Non vorrei che l'ignoranza in materia, mia o di qualche amico, potesse in qualche modo ferirlo o generare un clima di "timore" e freddezza nei suoi confronti certamente deplorevole.
Vorremo, infatti, fargli sentire il nostro sostegno e al tempo stesso - anche se può sembrare cinico - evitare rischi inutili.
Non nascondo che tra noi amici è suonato qualche allarme, soprattutto in relazione ad alcune condotte, tenute anche nel recente passato, del vivere quotidiano, che a mio avviso non integrano alcun pericolo, nemmeno per il futuro: scambiarsi cibo e bevande, piuttosto che dare un morso allo stesso panino o utilizzare le stesse posate.

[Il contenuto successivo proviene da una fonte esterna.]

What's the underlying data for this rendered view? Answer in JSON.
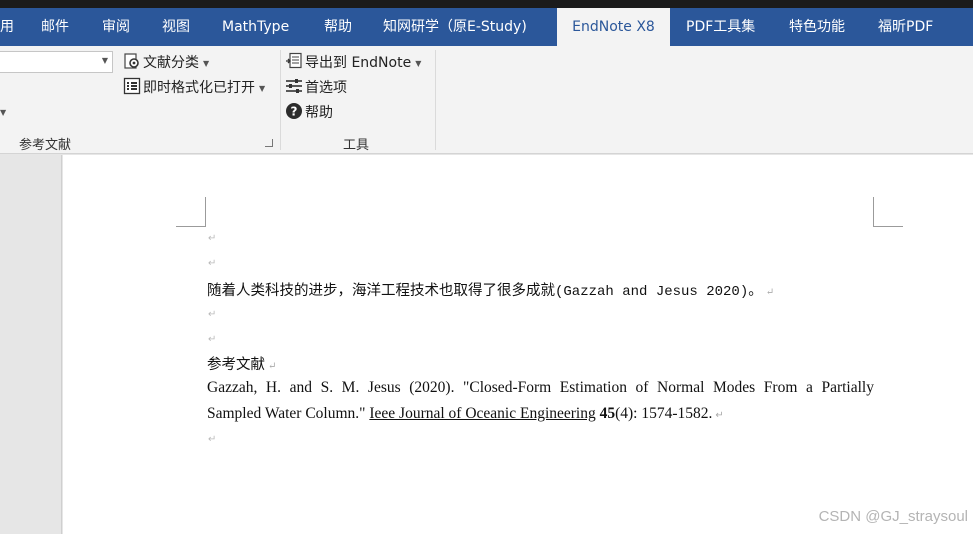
{
  "tabs": {
    "t0": "用",
    "t1": "邮件",
    "t2": "审阅",
    "t3": "视图",
    "t4": "MathType",
    "t5": "帮助",
    "t6": "知网研学（原E-Study)",
    "t7": "EndNote X8",
    "t8": "PDF工具集",
    "t9": "特色功能",
    "t10": "福昕PDF"
  },
  "ribbon": {
    "style_dropdown_value": "",
    "categorize_label": "文献分类",
    "instant_format_label": "即时格式化已打开",
    "export_label": "导出到 EndNote",
    "preferences_label": "首选项",
    "help_label": "帮助",
    "group_citations": "参考文献",
    "group_tools": "工具"
  },
  "document": {
    "body_text": "随着人类科技的进步，海洋工程技术也取得了很多成就",
    "citation": "(Gazzah and Jesus 2020)",
    "body_end": "。",
    "ref_heading": "参考文献",
    "ref_line1": "Gazzah, H. and S. M. Jesus (2020). \"Closed-Form Estimation of Normal Modes From a Partially",
    "ref_line2_pre": "Sampled Water Column.\"",
    "ref_journal": "Ieee Journal of Oceanic Engineering",
    "ref_volume": "45",
    "ref_rest": "(4): 1574-1582.",
    "para_mark": "↵"
  },
  "watermark": "CSDN @GJ_straysoul"
}
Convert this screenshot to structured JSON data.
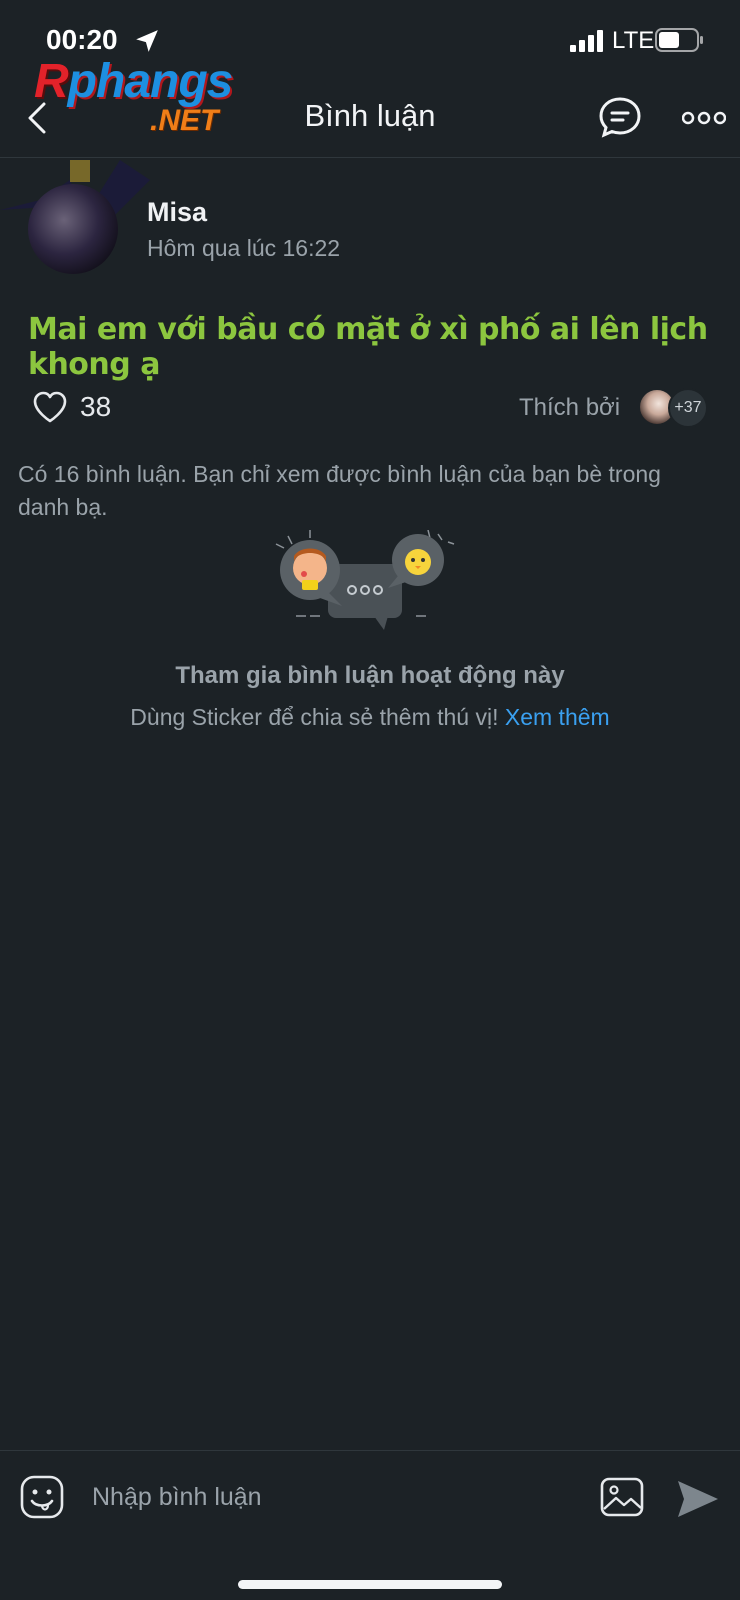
{
  "status_bar": {
    "time": "00:20",
    "network": "LTE",
    "icons": [
      "location-arrow-icon",
      "signal-bars-icon",
      "battery-icon"
    ]
  },
  "watermark": {
    "brand_letter": "R",
    "brand_rest": "phangs",
    "brand_sub": ".NET"
  },
  "header": {
    "title": "Bình luận",
    "icons": [
      "back-chevron-icon",
      "chat-bubble-icon",
      "more-dots-icon"
    ]
  },
  "post": {
    "author": "Misa",
    "time": "Hôm qua lúc 16:22",
    "text": "Mai em với bầu có mặt ở xì phố ai lên lịch khong ạ",
    "text_color": "#8cc63f",
    "likes": "38",
    "liked_by_label": "Thích bởi",
    "liked_by_more": "+37"
  },
  "comments": {
    "info": "Có 16 bình luận. Bạn chỉ xem được bình luận của bạn bè trong danh bạ.",
    "empty_title": "Tham gia bình luận hoạt động này",
    "empty_sub": "Dùng Sticker để chia sẻ thêm thú vị!",
    "empty_link": "Xem thêm",
    "link_color": "#3aa0f0"
  },
  "input_bar": {
    "placeholder": "Nhập bình luận",
    "icons": [
      "sticker-icon",
      "image-icon",
      "send-icon"
    ]
  },
  "colors": {
    "background": "#1c2226",
    "muted_text": "#9aa3aa"
  }
}
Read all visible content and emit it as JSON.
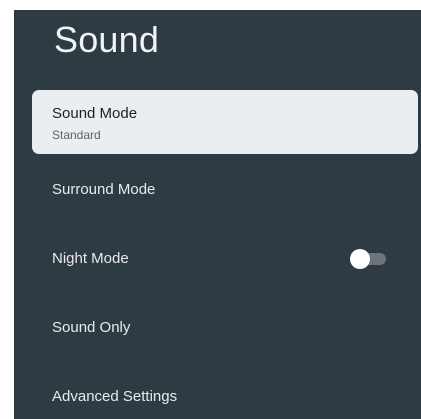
{
  "header": {
    "title": "Sound"
  },
  "menu": {
    "items": [
      {
        "label": "Sound Mode",
        "value": "Standard"
      },
      {
        "label": "Surround Mode"
      },
      {
        "label": "Night Mode",
        "toggle_on": false
      },
      {
        "label": "Sound Only"
      },
      {
        "label": "Advanced Settings"
      }
    ]
  },
  "colors": {
    "panel_background": "#2e3b42",
    "focus_background": "#e9eef2",
    "text_primary": "#e8eaed",
    "toggle_track_off": "#6b757b",
    "toggle_knob": "#ffffff"
  }
}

Vorrei conferma di quanto sopra e, se possibile, un consiglio su come cercare di aiutare il nostro amico.
Grazie mille
[#1] dopo  
37134

Cancellato nel 2009
Gentilissimo signore nessuna delle modalità descritte è a rischio HIV. Ricordi che la espongono ad un rischio i soli contatti di mucose o cute lesa con fluidi contaminanti(sperma, sangue). Stia sereno e continui a vivere la sua amicizia con la massima serenità e gioia. Si ricordi che evitare un rischio non è cinismo ma senso di responsabilità verso se e verso gli altri.
[#2] dopo  
Utente 501XXX

Iscritto dal 2007
Grazie, dottore, e complimenti a Lei e ai suoi Colleghi per l'ottimo servizio fornito.